The Lewis Legacy-Issue 84, Spring 2000 The C.S. Lewis Foundation for Truth in Publishing

John Lawlor arrived at Magdalen College, Oxford, in October 1936, and learned that his tutor was named C. S. Lewis.
Thirty-seven years later, in November 1963, Lawlor was one of the few people to attend Lewis’s funeral. In 1966 he published Patterns of Love and Courtesy: Essays ln Memory of C. S. Lewis, a collection of literary essays by friends of Lewis — John Stevens, Colin Hardie, Gervase Mathew, D. S. Brewer, Elizabeth Salter, J. A. W. Bennett, John Lawlor, N. K. Coghill, R. T. Davies, and P. C. Bayley. And in 1999, 63 years after meeting Lewis, he published C. S. Lewis: Memories and Reflections. He died that year on May 31.

According to Gilbert Meilaender’s review in First Things, “From his very first meeting with Lewis, Lawlor had the sense that Lewis did not want to waste time. He ‘valued time as few men I have met….’ “The hungry generations tread thee down” was a witticism he ruefully acknowledged.’ For all the argumentativeness and rhetorical firepower of Lewis’ teaching, however, Lawlor recalls a significant fact: ‘One thing Lewis never did, in any recollection I have of him. He never imposed his Christianity on the argument.’ Over time, Lawlor was one of those who flourished under this treatment. He gradually ‘passed from dislike and hostility to stubborn affection, and then to gratitude for the weekly bout in which no quarter was asked or given.’
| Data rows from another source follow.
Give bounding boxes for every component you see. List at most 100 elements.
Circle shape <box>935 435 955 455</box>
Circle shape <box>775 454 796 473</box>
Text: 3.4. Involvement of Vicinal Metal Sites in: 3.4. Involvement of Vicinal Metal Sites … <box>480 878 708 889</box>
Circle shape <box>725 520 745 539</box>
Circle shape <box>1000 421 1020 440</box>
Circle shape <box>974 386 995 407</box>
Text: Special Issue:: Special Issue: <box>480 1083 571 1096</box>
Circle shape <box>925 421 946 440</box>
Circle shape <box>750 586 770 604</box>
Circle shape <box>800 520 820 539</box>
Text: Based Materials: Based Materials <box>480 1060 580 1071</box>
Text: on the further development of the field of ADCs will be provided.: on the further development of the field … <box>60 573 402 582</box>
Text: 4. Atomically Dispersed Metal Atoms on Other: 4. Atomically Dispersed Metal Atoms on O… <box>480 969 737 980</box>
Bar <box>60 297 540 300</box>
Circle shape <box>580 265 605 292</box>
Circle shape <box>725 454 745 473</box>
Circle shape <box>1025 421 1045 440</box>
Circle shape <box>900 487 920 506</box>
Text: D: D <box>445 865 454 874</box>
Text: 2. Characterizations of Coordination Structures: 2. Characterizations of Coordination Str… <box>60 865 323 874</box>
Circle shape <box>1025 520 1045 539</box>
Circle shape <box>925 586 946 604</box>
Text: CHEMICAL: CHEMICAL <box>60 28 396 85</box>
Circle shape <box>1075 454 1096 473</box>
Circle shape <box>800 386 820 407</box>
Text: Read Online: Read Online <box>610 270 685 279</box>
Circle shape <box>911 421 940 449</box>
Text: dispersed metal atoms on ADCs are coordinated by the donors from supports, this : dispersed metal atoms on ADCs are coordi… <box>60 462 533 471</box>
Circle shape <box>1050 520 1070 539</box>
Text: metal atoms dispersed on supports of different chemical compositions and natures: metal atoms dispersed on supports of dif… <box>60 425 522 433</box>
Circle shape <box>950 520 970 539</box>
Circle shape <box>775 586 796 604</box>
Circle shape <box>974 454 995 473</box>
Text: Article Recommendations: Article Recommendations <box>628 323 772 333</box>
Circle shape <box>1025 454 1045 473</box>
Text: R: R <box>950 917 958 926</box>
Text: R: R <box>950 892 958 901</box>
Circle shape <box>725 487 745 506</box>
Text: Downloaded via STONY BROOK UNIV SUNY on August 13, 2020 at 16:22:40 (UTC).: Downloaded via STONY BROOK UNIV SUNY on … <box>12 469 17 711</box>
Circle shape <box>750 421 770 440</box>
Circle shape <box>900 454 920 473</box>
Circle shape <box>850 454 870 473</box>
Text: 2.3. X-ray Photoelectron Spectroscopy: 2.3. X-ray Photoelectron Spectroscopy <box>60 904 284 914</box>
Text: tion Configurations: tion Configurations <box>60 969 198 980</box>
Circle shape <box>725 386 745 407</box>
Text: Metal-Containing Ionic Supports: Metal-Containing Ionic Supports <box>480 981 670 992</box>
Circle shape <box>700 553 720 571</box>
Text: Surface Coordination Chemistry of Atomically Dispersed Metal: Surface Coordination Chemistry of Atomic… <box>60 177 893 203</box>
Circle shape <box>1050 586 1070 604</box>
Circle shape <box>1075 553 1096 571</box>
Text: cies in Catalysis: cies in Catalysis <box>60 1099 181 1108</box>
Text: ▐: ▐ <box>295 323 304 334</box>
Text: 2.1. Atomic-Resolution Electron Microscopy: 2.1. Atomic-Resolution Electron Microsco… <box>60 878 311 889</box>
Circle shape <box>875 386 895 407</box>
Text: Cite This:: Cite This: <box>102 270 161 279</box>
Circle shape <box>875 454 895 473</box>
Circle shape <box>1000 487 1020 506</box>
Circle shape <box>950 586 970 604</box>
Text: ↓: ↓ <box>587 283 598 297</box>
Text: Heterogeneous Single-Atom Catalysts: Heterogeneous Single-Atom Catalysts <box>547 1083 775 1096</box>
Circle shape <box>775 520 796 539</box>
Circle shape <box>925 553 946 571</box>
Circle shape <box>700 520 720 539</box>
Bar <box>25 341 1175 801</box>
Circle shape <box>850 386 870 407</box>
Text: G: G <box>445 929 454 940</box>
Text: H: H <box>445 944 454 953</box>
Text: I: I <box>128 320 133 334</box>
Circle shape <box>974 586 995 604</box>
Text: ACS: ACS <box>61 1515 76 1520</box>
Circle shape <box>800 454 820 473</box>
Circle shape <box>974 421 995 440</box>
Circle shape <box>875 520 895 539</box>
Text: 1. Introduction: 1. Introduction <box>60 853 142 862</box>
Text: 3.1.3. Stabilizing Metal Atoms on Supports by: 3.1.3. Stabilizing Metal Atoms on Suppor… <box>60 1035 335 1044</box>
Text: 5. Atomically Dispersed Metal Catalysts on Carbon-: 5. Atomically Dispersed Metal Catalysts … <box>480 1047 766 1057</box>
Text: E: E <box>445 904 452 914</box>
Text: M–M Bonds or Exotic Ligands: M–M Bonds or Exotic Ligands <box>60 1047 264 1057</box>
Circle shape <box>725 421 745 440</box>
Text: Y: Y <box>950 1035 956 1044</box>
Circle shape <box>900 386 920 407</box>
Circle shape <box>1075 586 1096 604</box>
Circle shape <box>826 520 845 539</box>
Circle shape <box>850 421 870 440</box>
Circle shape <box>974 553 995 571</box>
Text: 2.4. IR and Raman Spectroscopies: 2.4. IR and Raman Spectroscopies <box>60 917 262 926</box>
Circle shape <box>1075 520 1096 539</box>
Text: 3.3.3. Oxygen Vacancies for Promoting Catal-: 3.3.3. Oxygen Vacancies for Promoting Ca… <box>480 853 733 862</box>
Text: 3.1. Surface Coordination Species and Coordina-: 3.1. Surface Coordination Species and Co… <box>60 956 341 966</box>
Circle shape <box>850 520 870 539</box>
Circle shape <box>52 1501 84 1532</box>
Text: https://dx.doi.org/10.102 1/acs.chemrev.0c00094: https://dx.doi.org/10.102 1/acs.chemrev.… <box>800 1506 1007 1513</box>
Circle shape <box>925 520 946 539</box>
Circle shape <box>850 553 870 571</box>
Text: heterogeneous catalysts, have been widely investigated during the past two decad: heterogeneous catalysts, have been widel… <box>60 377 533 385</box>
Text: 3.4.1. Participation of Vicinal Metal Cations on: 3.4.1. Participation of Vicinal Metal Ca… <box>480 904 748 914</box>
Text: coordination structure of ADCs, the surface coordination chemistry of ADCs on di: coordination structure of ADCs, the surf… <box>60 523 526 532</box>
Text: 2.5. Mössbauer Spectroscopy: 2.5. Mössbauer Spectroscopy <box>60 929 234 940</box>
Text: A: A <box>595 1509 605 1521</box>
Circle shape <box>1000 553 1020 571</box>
“Lawlor’s account of Lewis’ own recollection of how he wrote is striking. ‘He once told me that he was what might be called a “first-time” writer, in the sense that we speak of “first-time gifts in a games-player-no hesitation, the stroke delivered with perfect immediacy.” I write one draft, he used to say; then I read it through and correct it; and then if I don’t like it, away it goes into the wastepaper basket.'” (If so, this disproves the theory that The Dark Tower was a first draft.)